After sensitively highlighting the growing crisis of world hunger by enjoying a much-publicised 18-course banquet, Bush, Brown, Merkel, Fukuda, Sarkozy, Medvedev, Harper, and Berlusconi worked off their repast by paying lip service, once again, to climate change. To give them credit, it takes real talent to do that much talking and yet fail to produce so little of anything tangible.
On the issue of nuclear energy the news is, as with pretty much all the other issues discussed, there is no news. The same old line about the development of nuclear energy contributing to ‘global energy security, while simultaneously reducing harmful air pollution and addressing the climate change challenge’ was rolled out once again as it has been at so many summits before. We’ve debunked, disproved and destroyed these myths so often, we’re almost as tired as they are. Come on G8, give us a fresh challenge!

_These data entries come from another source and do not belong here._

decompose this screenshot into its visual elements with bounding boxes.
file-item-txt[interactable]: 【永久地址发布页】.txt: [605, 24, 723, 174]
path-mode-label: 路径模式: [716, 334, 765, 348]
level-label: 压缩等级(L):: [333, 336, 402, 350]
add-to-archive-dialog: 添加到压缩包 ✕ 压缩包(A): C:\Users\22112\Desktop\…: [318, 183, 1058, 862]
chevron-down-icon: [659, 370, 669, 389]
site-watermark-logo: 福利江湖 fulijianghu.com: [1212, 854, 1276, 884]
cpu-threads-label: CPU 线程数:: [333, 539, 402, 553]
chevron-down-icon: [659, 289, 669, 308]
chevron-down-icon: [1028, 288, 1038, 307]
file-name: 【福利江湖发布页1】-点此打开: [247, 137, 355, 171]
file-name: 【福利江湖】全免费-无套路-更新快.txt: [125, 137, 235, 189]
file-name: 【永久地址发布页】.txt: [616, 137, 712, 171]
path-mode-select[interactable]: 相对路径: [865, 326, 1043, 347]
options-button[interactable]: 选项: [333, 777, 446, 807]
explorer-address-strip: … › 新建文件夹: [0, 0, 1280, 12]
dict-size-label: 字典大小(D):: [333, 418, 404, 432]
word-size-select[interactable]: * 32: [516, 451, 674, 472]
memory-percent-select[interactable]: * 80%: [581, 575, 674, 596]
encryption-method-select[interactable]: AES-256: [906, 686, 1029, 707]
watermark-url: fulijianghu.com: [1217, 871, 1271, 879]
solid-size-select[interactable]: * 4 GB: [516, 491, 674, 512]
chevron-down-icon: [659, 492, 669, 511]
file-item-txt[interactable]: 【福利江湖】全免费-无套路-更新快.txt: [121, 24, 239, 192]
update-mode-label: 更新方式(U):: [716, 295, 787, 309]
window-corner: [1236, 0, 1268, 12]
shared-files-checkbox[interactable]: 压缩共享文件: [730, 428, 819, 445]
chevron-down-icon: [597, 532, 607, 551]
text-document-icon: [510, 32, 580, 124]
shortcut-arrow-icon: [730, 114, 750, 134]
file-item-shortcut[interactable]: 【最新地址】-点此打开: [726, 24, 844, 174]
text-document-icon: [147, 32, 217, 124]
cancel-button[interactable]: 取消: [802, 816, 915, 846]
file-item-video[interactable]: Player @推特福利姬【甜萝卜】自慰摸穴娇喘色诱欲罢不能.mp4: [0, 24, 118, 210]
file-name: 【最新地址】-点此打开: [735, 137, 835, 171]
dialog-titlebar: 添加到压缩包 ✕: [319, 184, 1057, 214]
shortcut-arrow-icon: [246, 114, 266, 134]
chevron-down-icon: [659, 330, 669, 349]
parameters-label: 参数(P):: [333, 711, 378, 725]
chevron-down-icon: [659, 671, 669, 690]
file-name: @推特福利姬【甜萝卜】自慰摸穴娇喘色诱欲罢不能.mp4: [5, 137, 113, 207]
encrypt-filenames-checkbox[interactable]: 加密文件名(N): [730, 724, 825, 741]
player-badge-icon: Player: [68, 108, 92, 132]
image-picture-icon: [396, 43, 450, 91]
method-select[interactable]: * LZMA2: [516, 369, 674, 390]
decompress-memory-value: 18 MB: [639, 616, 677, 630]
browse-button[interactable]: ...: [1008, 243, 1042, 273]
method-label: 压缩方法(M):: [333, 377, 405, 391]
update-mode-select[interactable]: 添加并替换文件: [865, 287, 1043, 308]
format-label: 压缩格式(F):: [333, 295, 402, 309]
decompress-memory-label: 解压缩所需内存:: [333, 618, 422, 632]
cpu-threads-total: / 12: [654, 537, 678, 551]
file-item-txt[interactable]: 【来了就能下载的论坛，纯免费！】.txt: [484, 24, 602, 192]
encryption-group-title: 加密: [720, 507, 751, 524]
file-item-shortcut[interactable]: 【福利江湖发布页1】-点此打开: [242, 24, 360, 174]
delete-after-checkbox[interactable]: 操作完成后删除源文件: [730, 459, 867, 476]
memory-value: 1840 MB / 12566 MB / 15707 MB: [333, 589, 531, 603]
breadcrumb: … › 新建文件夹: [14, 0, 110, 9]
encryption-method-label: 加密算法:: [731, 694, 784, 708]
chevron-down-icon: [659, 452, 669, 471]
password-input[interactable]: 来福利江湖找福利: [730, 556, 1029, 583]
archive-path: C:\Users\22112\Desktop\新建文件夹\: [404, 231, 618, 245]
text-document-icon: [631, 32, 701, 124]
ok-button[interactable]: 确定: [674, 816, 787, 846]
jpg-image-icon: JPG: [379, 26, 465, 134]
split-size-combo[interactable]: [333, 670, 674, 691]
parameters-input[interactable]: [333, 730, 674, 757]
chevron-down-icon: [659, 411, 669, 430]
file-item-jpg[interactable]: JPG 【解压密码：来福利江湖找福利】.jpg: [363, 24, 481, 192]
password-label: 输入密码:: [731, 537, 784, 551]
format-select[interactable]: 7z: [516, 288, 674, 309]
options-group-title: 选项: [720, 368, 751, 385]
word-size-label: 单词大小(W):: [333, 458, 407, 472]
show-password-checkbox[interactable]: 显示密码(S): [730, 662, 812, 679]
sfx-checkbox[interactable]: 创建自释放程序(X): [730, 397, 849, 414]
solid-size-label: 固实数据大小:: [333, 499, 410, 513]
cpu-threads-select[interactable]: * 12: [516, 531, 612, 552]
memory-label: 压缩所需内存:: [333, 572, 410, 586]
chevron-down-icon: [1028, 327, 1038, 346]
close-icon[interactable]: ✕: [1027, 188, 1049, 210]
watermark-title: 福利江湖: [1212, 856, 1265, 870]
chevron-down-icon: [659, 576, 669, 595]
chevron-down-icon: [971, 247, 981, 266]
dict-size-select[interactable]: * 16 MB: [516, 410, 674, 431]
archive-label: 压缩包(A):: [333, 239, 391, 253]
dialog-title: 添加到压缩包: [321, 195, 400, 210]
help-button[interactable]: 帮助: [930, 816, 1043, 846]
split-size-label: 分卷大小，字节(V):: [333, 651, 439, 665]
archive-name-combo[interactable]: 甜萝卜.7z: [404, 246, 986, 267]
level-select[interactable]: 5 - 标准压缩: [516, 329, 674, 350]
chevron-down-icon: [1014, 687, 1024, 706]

The magic nuclear 3Ss – non-proliferation safeguards, safety and security – were also mentioned at Hokkaido. They’re very, very, very important, don’t you know? It’s nice to see that they’re being thought about even if they’re not being followed. Despite the G8 ‘underlining the paramount importance’ of the 3Ss, there are still cracks in the concrete bases of reactors, their welding is substandard, and France’s nuclear ‘experts’ Areva have just poured 30,000 litres of radioactive liquid into the Gaffiere and Lauzon rivers in the south of the country.
And that was G8 for another year. You’ll have to dig very deep to find any diamonds in the communiqués. If only they were as rich as the leaders’ banquet. The signatures of the most powerful people on Earth might come in handy. We could forge them on a nuclear energy abolition treaty.